Tribunal administratif de Lille

Ordonnance du 11 janvier 2024 n° 2305149

11/01/2024

Non renvoi

REPUBLIQUE FRANCAISE

AU NOM DU PEUPLE FRANCAIS


Vu la procédure suivante :

Par des mémoires, enregistrés les 12 juillet 2023 et 4 octobre 2023, la société par actions simplifiée Aquanord Ichtus, représentée par Me Ayache, demande au tribunal, en application de l'article 23-1 de l'ordonnance n° 58-1067 du 7 novembre 1958 et à l'appui de sa requête tendant à l'annulation de la décision en date du 11 avril 2023 par laquelle le collège territorial de second examen des demandes de rescrits de Lille s'est prononcé sur sa demande de prise de position relative à son éligibilité aux taux réduits d'accise sur les énergies prévus à l'article L. 312-65 du code des impositions sur les biens et services :

1°) de transmettre au Conseil d'État la question prioritaire de constitutionnalité relative à la conformité aux droits et libertés garantis par la Constitution des dispositions des articles L. 312-64, L. 312-65 et L. 312-71 du code des impositions sur les biens et services, dans leur rédaction issue de l'ordonnance n° 2021-1843 du 22 décembre 2021, en tant qu'elles restreignent l'application des taux réduits d'accise sur les énergies aux seules entreprises industrielles au sens des sections B, C, D et E de la nomenclature des activités françaises ;

2°) de mettre à la charge de l'État la somme de 2 000 euros au titre de l'article L. 761-1 du code de justice administrative.

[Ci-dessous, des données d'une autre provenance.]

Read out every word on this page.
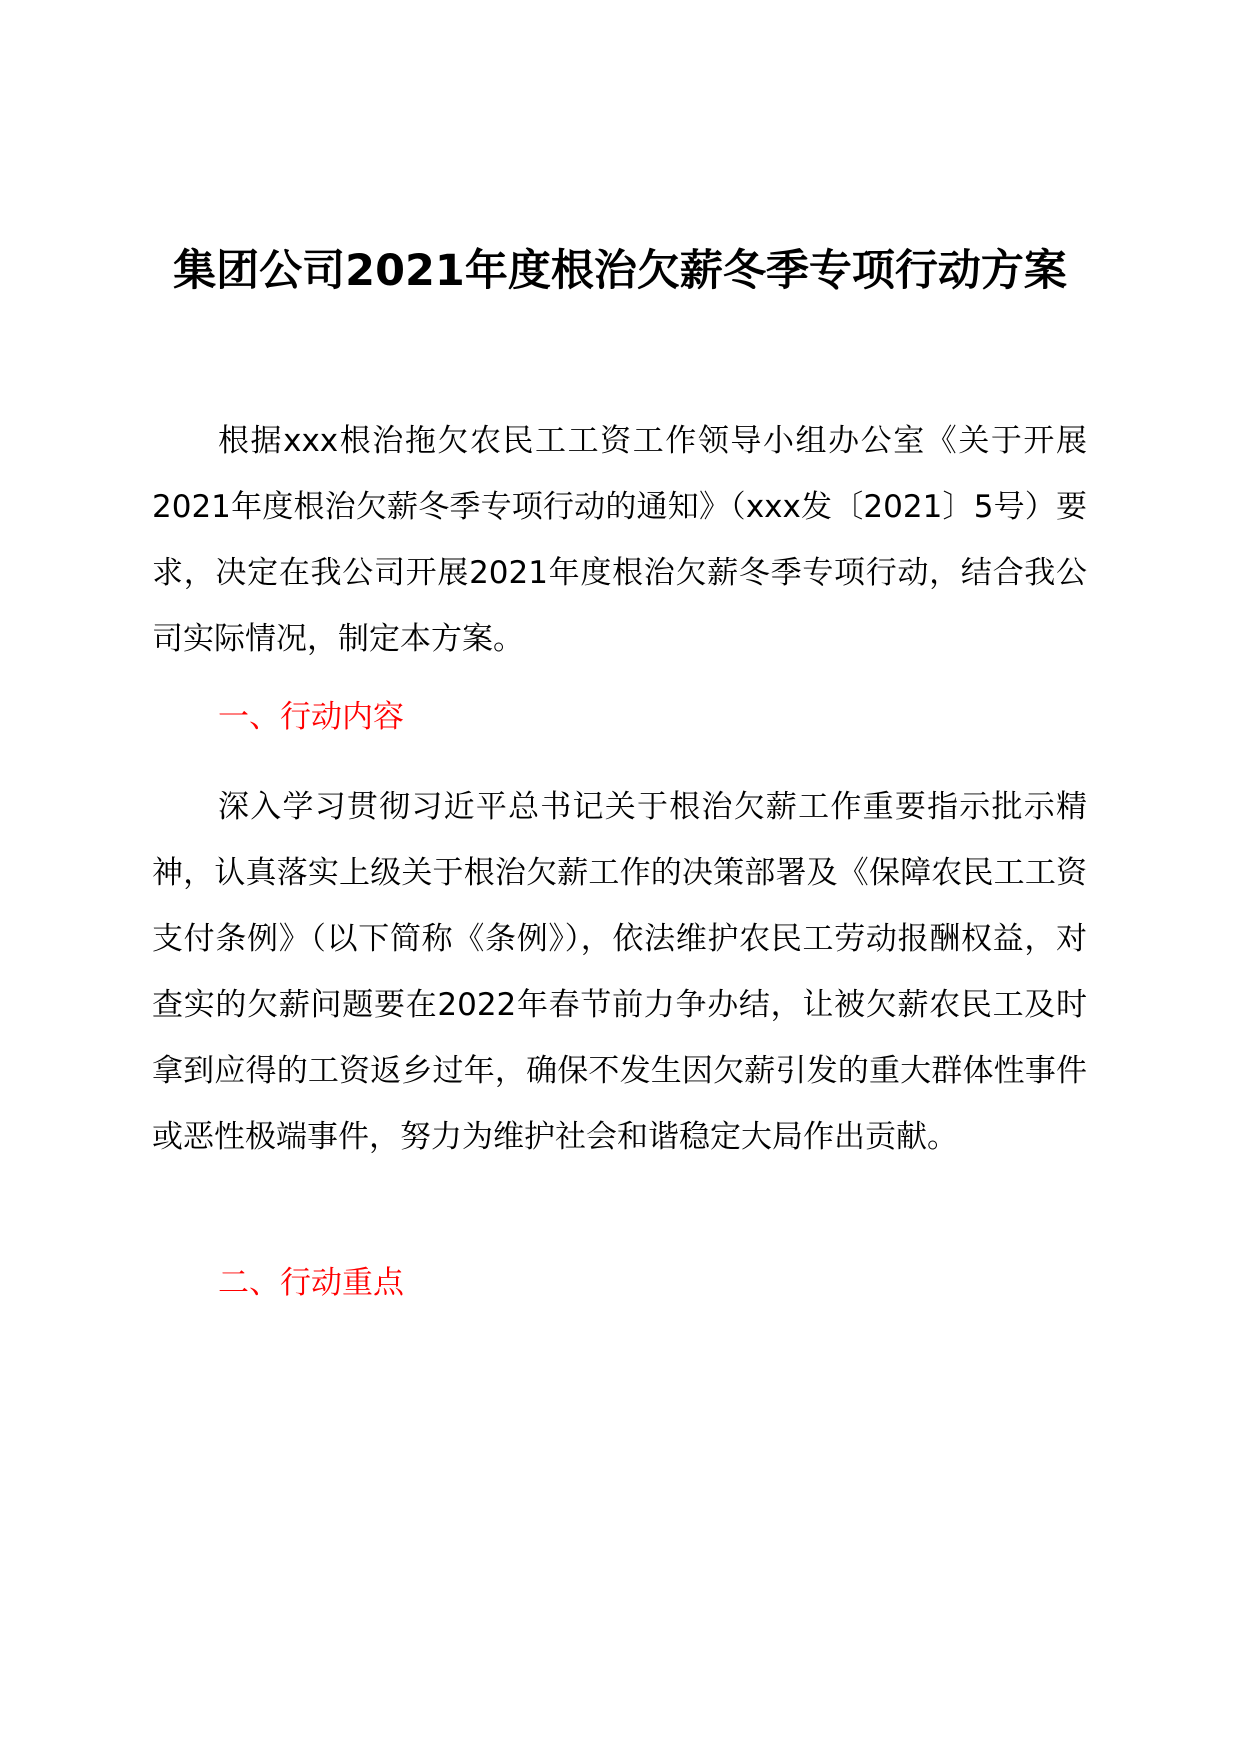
集团公司2021年度根治欠薪冬季专项行动方案

根据xxx根治拖欠农民工工资工作领导小组办公室《关于开展2021年度根治欠薪冬季专项行动的通知》（xxx发〔2021〕5号）要求，决定在我公司开展2021年度根治欠薪冬季专项行动，结合我公司实际情况，制定本方案。

一、行动内容

深入学习贯彻习近平总书记关于根治欠薪工作重要指示批示精神，认真落实上级关于根治欠薪工作的决策部署及《保障农民工工资支付条例》（以下简称《条例》），依法维护农民工劳动报酬权益，对查实的欠薪问题要在2022年春节前力争办结，让被欠薪农民工及时拿到应得的工资返乡过年，确保不发生因欠薪引发的重大群体性事件或恶性极端事件，努力为维护社会和谐稳定大局作出贡献。

二、行动重点
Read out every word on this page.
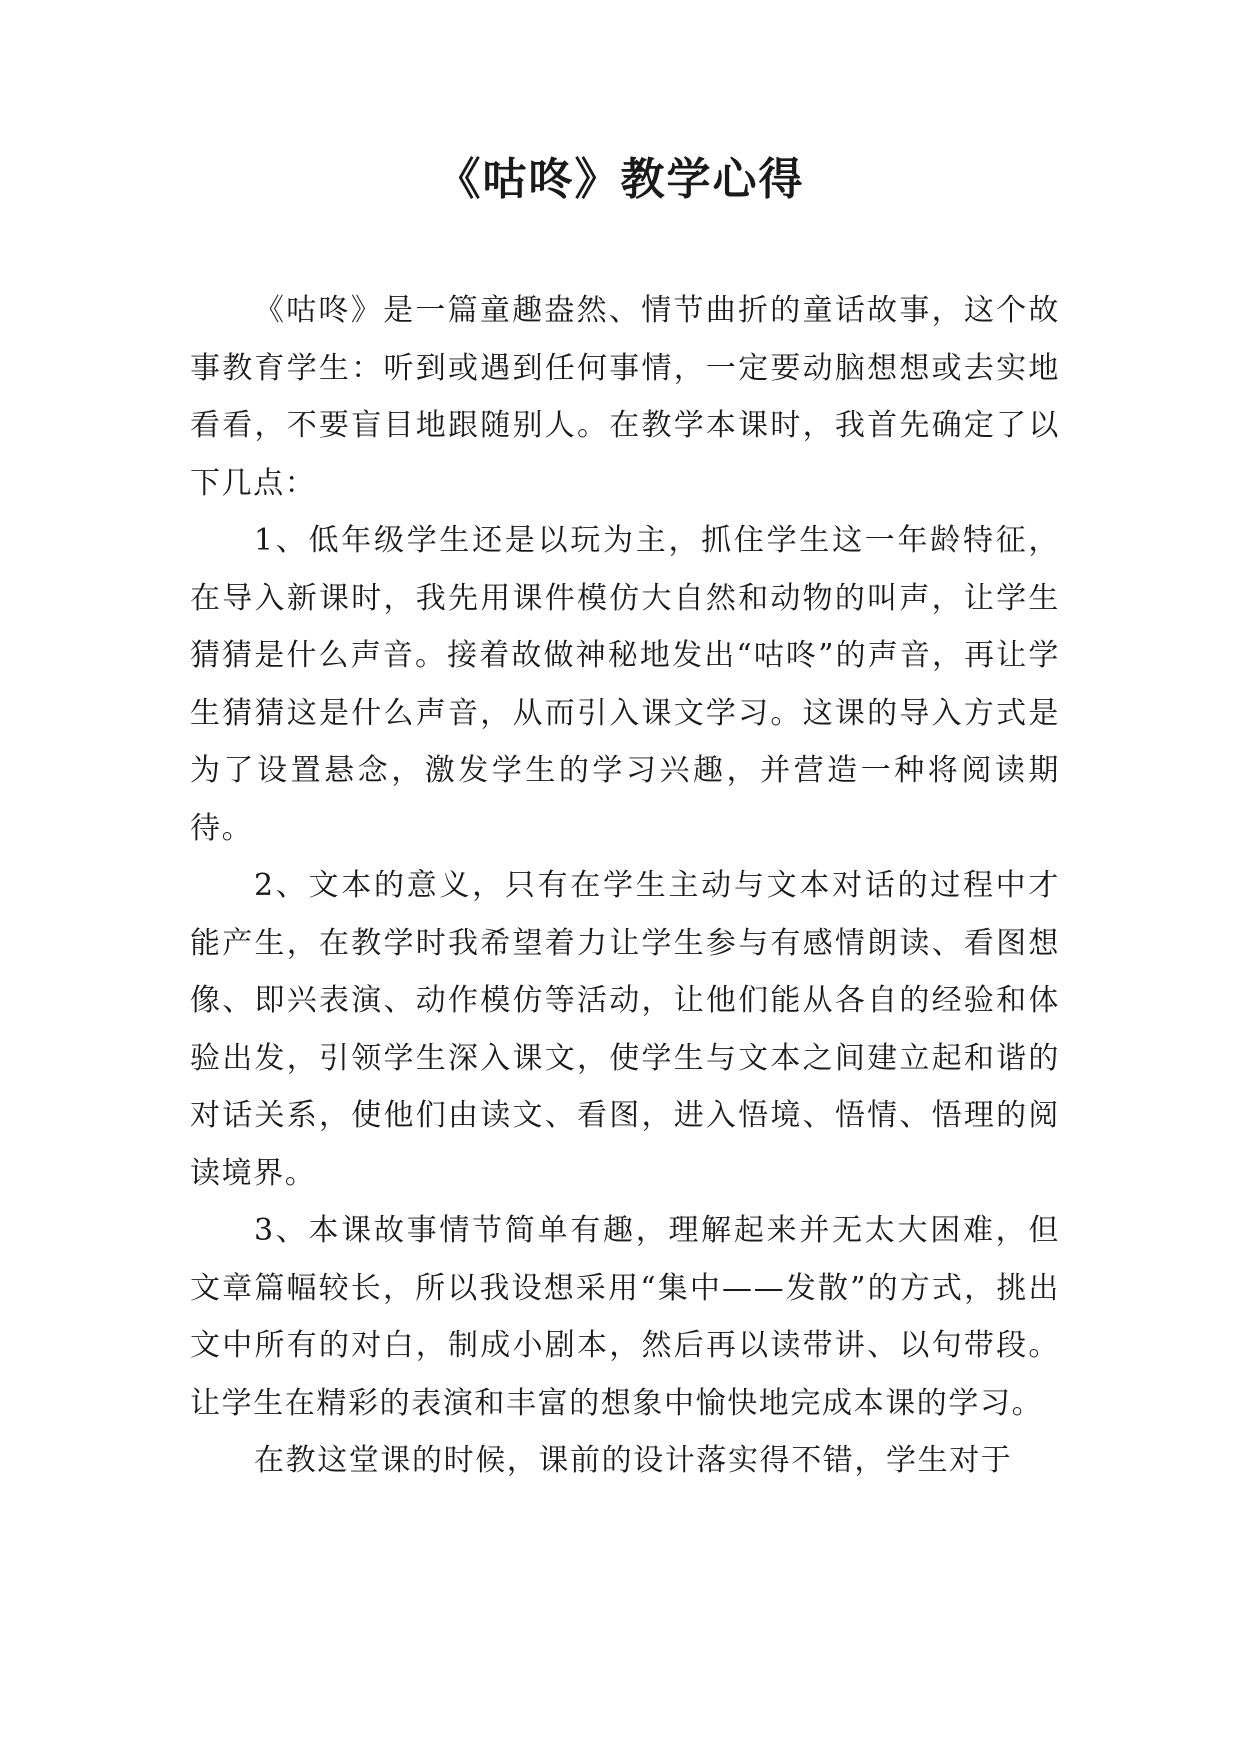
《咕咚》教学心得

《咕咚》是一篇童趣盎然、情节曲折的童话故事，这个故事教育学生：听到或遇到任何事情，一定要动脑想想或去实地看看，不要盲目地跟随别人。在教学本课时，我首先确定了以下几点：

1、低年级学生还是以玩为主，抓住学生这一年龄特征，在导入新课时，我先用课件模仿大自然和动物的叫声，让学生猜猜是什么声音。接着故做神秘地发出“咕咚”的声音，再让学生猜猜这是什么声音，从而引入课文学习。这课的导入方式是为了设置悬念，激发学生的学习兴趣，并营造一种将阅读期待。

2、文本的意义，只有在学生主动与文本对话的过程中才能产生，在教学时我希望着力让学生参与有感情朗读、看图想像、即兴表演、动作模仿等活动，让他们能从各自的经验和体验出发，引领学生深入课文，使学生与文本之间建立起和谐的对话关系，使他们由读文、看图，进入悟境、悟情、悟理的阅读境界。

3、本课故事情节简单有趣，理解起来并无太大困难，但文章篇幅较长，所以我设想采用“集中——发散”的方式，挑出文中所有的对白，制成小剧本，然后再以读带讲、以句带段。让学生在精彩的表演和丰富的想象中愉快地完成本课的学习。

在教这堂课的时候，课前的设计落实得不错，学生对于
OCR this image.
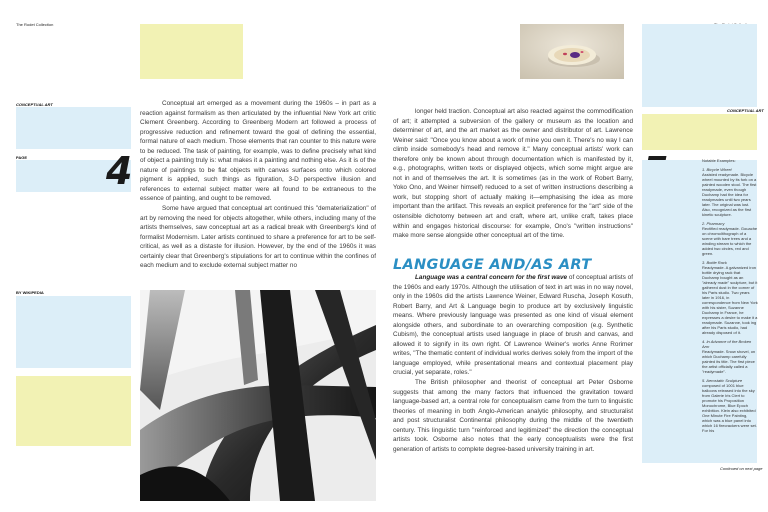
The Rodet Collection
CONCEPTUAL ART
PAGE 4

Conceptual art emerged as a movement during the 1960s – in part as a reaction against formalism as then articulated by the influential New York art critic Clement Greenberg. According to Greenberg Modern art followed a process of progressive reduction and refinement toward the goal of defining the essential, formal nature of each medium. Those elements that ran counter to this nature were to be reduced. The task of painting, for example, was to define precisely what kind of object a painting truly is: what makes it a painting and nothing else. As it is of the nature of paintings to be flat objects with canvas surfaces onto which colored pigment is applied, such things as figuration, 3-D perspective illusion and references to external subject matter were all found to be extraneous to the essence of painting, and ought to be removed.

Some have argued that conceptual art continued this "dematerialization" of art by removing the need for objects altogether, while others, including many of the artists themselves, saw conceptual art as a radical break with Greenberg's kind of formalist Modernism. Later artists continued to share a preference for art to be self-critical, as well as a distaste for illusion. However, by the end of the 1960s it was certainly clear that Greenberg's stipulations for art to continue within the confines of each medium and to exclude external subject matter no

BY WIKIPEDIA

longer held traction. Conceptual art also reacted against the commodification of art; it attempted a subversion of the gallery or museum as the location and determiner of art, and the art market as the owner and distributor of art. Lawrence Weiner said: "Once you know about a work of mine you own it. There's no way I can climb inside somebody's head and remove it." Many conceptual artists' work can therefore only be known about through documentation which is manifested by it, e.g., photographs, written texts or displayed objects, which some might argue are not in and of themselves the art. It is sometimes (as in the work of Robert Barry, Yoko Ono, and Weiner himself) reduced to a set of written instructions describing a work, but stopping short of actually making it—emphasising the idea as more important than the artifact. This reveals an explicit preference for the "art" side of the ostensible dichotomy between art and craft, where art, unlike craft, takes place within and engages historical discourse: for example, Ono's "written instructions" make more sense alongside other conceptual art of the time.

LANGUAGE AND/AS ART

Language was a central concern for the first wave of conceptual artists of the 1960s and early 1970s. Although the utilisation of text in art was in no way novel, only in the 1960s did the artists Lawrence Weiner, Edward Ruscha, Joseph Kosuth, Robert Barry, and Art & Language begin to produce art by exclusively linguistic means. Where previously language was presented as one kind of visual element alongside others, and subordinate to an overarching composition (e.g. Synthetic Cubism), the conceptual artists used language in place of brush and canvas, and allowed it to signify in its own right. Of Lawrence Weiner's works Anne Rorimer writes, "The thematic content of individual works derives solely from the import of the language employed, while presentational means and contextual placement play crucial, yet separate, roles."

The British philosopher and theorist of conceptual art Peter Osborne suggests that among the many factors that influenced the gravitation toward language-based art, a central role for conceptualism came from the turn to linguistic theories of meaning in both Anglo-American analytic philosophy, and structuralist and post structuralist Continental philosophy during the middle of the twentieth century. This linguistic turn "reinforced and legitimized" the direction the conceptual artists took. Osborne also notes that the early conceptualists were the first generation of artists to complete degree-based university training in art.

CONCEPTUAL ART

Notable Examples:

1. Bicycle Wheel
Assisted readymade. Bicycle wheel mounted by its fork on a painted wooden stool. The first readymade, even though Duchamp had the idea for readymades until two years later. The original was lost. Also, recognized as the first kinetic sculpture.

2. Pharmacy
Rectified readymade. Gouache on chromolithograph of a scene with bare trees and a winding stream to which the added two circles, red and green.

3. Bottle Rack
Readymade. A galvanized iron bottle drying rack that Duchamp bought as an "already made" sculpture, but it gathered dust in the corner of his Paris studio. Two years later in 1916, in correspondence from New York with his sister, Suzanne Duchamp in France, he expresses a desire to make it a readymade. Suzanne, took ing after his Paris studio, had already disposed of it.

4. In Advance of the Broken Arm
Readymade. Snow shovel, on which Duchamp carefully painted its title. The first piece the artist officially called a "readymade".

5. Aerostatic Sculpture
composed of 1001 blue balloons released into the sky from Galerie Iris Clert to promote his Proposition Monochrome, Blue Epoch exhibition. Klein also exhibited One Minute Fire Painting, which was a blue panel into which 16 firecrackers were set. For his

Continued on next page
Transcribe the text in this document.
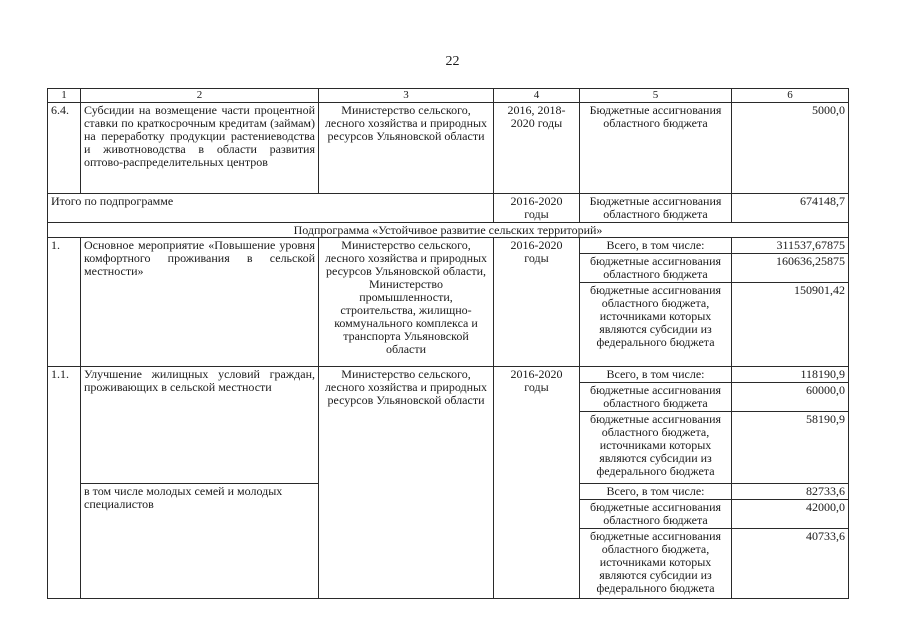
22
1	2	3	4	5	6
6.4.	Субсидии на возмещение части процентной ставки по краткосрочным кредитам (займам) на переработку продукции растениеводства и животноводства в области развития оптово-распределительных центров	Министерство сельского, лесного хозяйства и природных ресурсов Ульяновской области	2016, 2018-2020 годы	Бюджетные ассигнования областного бюджета	5000,0
Итого по подпрограмме			2016-2020 годы	Бюджетные ассигнования областного бюджета	674148,7
Подпрограмма «Устойчивое развитие сельских территорий»					
1.	Основное мероприятие «Повышение уровня комфортного проживания в сельской местности»	Министерство сельского, лесного хозяйства и природных ресурсов Ульяновской области, Министерство промышленности, строительства, жилищно-коммунального комплекса и транспорта Ульяновской области	2016-2020 годы	Всего, в том числе:	311537,67875
				бюджетные ассигнования областного бюджета	160636,25875
				бюджетные ассигнования областного бюджета, источниками которых являются субсидии из федерального бюджета	150901,42
1.1.	Улучшение жилищных условий граждан, проживающих в сельской местности	Министерство сельского, лесного хозяйства и природных ресурсов Ульяновской области	2016-2020 годы	Всего, в том числе:	118190,9
				бюджетные ассигнования областного бюджета	60000,0
				бюджетные ассигнования областного бюджета, источниками которых являются субсидии из федерального бюджета	58190,9
	в том числе молодых семей и молодых специалистов			Всего, в том числе:	82733,6
				бюджетные ассигнования областного бюджета	42000,0
				бюджетные ассигнования областного бюджета, источниками которых являются субсидии из федерального бюджета	40733,6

Elle soutient que ces dispositions, qui sont applicables au litige et n'ont pas déjà été déclarées conformes à la Constitution, méconnaissent les principes d'égalité devant la loi fiscale et les charges publiques garantis respectivement par les articles 6 et 13 de la Déclaration des droits de l'homme et du citoyen du 26 août 1789.

Par un mémoire, enregistré le 12 septembre 2023, le directeur régional des finances publiques des Hauts-de-France et du département du Nord soutient que les conditions posées par l'article 23-2 de l'ordonnance du 7 novembre 1958 ne sont pas remplies dès lors que la question posée ne revêt aucun caractère de nouveauté et qu'elle est dépourvue de caractère sérieux.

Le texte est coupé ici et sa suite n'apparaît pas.